Recently, a Facebook post that caused a considerable amount of debate on the permissibility of a ‘faded haircut’ left me somewhat astonished at the debate it generated, predominantly because of all the things that the sheikh has written about in the recent past, this was more trivial in comparison. Nevertheless, the post was interesting in so much as showing the scholarly thought processes that underpin a religious verdict.
What followed was a ‘cut and paste’ exercise by some, where opposing religious verdicts were copied into the discussion thread by those scholars deemed to be ‘authentic’. But what do these terms even mean? How do we recognise an ‘authentic’ scholar? Isn’t this just a partisan exercise, where only those scholars who are part of group’s ideology ‘authentic’, and everyone else essentially heretical?
It seems that some Muslims are unable to recognise those in the realm of Islamic scholarship as true professionals with specific expertise; but instead they can only be those who have been ‘approved’ by members of a sect as people, can merely show some time having been spent in some form of Islamic learning, and follow the rules of a partisan club. In order to maintain their status as a ‘scholar’ or someone of authoritative stature, they must remain within the confines of these rules.

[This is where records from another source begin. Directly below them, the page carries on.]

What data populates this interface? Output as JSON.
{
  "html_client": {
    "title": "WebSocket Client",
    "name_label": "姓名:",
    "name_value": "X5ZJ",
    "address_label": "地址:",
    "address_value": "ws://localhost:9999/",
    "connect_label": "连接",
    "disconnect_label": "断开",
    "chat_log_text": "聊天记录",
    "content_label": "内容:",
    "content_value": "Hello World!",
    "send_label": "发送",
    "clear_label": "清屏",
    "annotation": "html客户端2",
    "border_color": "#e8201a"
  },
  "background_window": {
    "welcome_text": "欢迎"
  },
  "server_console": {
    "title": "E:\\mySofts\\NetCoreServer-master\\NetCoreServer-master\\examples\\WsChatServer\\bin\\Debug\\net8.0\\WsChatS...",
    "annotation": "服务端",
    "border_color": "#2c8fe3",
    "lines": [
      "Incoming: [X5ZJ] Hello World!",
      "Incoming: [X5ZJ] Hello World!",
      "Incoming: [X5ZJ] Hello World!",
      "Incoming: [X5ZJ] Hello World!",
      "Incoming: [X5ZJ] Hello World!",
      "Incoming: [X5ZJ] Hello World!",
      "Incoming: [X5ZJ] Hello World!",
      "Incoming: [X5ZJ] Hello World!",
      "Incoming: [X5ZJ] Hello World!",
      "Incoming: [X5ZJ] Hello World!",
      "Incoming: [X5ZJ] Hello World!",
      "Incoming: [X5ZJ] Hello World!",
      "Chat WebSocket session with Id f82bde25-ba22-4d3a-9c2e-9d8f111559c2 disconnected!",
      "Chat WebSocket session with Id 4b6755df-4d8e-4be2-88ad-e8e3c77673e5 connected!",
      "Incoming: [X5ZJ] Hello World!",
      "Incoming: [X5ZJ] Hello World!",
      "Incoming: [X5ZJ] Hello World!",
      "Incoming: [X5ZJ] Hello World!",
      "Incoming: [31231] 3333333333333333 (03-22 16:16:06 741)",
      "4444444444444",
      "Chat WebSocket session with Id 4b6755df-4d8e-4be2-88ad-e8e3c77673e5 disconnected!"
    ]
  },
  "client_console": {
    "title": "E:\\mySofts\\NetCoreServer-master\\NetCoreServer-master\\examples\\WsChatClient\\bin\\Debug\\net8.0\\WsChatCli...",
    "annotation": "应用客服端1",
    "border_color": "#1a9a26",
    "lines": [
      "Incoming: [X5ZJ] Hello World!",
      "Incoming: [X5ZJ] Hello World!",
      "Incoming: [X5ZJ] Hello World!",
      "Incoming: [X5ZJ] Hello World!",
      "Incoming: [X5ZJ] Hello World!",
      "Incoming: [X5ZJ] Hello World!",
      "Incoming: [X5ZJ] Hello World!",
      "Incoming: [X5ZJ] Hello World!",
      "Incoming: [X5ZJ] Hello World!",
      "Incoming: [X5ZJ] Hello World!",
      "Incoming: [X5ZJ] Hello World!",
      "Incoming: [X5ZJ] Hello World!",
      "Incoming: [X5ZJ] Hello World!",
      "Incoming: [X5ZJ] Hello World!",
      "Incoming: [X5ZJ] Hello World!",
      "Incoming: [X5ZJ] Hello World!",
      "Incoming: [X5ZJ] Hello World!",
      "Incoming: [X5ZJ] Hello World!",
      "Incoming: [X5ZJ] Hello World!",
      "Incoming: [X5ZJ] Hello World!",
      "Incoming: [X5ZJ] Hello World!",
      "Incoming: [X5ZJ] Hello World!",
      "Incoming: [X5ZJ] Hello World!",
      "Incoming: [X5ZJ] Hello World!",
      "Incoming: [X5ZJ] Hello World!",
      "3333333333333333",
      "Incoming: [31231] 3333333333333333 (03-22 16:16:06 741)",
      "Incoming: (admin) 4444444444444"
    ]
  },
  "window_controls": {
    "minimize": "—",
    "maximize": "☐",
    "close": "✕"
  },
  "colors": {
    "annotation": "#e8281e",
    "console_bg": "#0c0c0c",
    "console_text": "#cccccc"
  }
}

An interesting example of an individual who moved on, according to his own reflections, from partisan confines was Sh. Yasir Qadhi. An individual who was revered by many, many English-speaking salafis understandably saw him as the man who would give their group the intellectual firepower to influence Muslim thinking in the Western world. However, back in the US and operating on the ground, whilst open to all of the experiences that come with it, he notoriously began to question many of the groups foundational ‘rules’ and was shunned almost overnight by some his supporters. Absurdly, the ‘authentic’ scholar had turned into a ‘dangerous heretic’ who had been ‘corrupted’ by Western academia. However, all that he did, and continues to do, is follow the example set by the swathes of scholars that have preceded, and not to simply accept the status quo, instead using his years of training to question redundant viewpoints and initiate a religious discussion relevant to his world.
I feel there is a pathological problem afflicting many Muslim communities at present, in which not only are we incapable of recognising expertise, but we also struggle to engage with scholars in a meaningful way. For some, scholars are icons; individuals who are there merely to provide some legitimacy to their preconceived notions and ideas about religion, whilst on the other end of the spectrum, idolising individuals who are perceived as being incapable of saying or doing anything wrong because their clique have determined them to be ‘on the Haq’. Both of these varying situations have a common theme: a lack of sincerity on the part of the layman.
We are often reminded that ‘Religion is sincerity’. In order to be truly sincere, we must rid ourselves of the type of ‘baggage’ that can cause a bias in our thinking, and objectively examine an idea on the basis of its merit. One of the things I have always found particularly interesting is how this point is laboured in the numerous religious dialogues that some Muslims have with non-Muslims. The thrust of the Muslim’s dialogue tends to focus on the importance of being open minded and objective, which of course are key ingredients of true sincerity. Yet, the moment one of these individuals decides to become a Muslim, it seems the opposite is true, as the grip of a particular group or sect clasps around their once broad-mindedness, into an extremely narrow world-view. If it is sincerity that we advocate, then in many instances we strip away a person’s sincerity (and perhaps even their religion) the moment they enter Islam.
The reality of course is that sincerity is something that we must strive to maintain in the quest for truth. At least 17 times a day we plead to God that we be guided to the straight path. To help us in this endeavour, God has raised scholars amongst us, who signpost us to that straight path. They are normal human beings who have been blessed with an expertise; and in-depth understanding of the words of God and His messenger. Thus, in order for us to truly benefit from their expertise, we must engage them with an attitude of open-mindedness, and in doing so, perhaps we might find ourselves that much closer to the truth.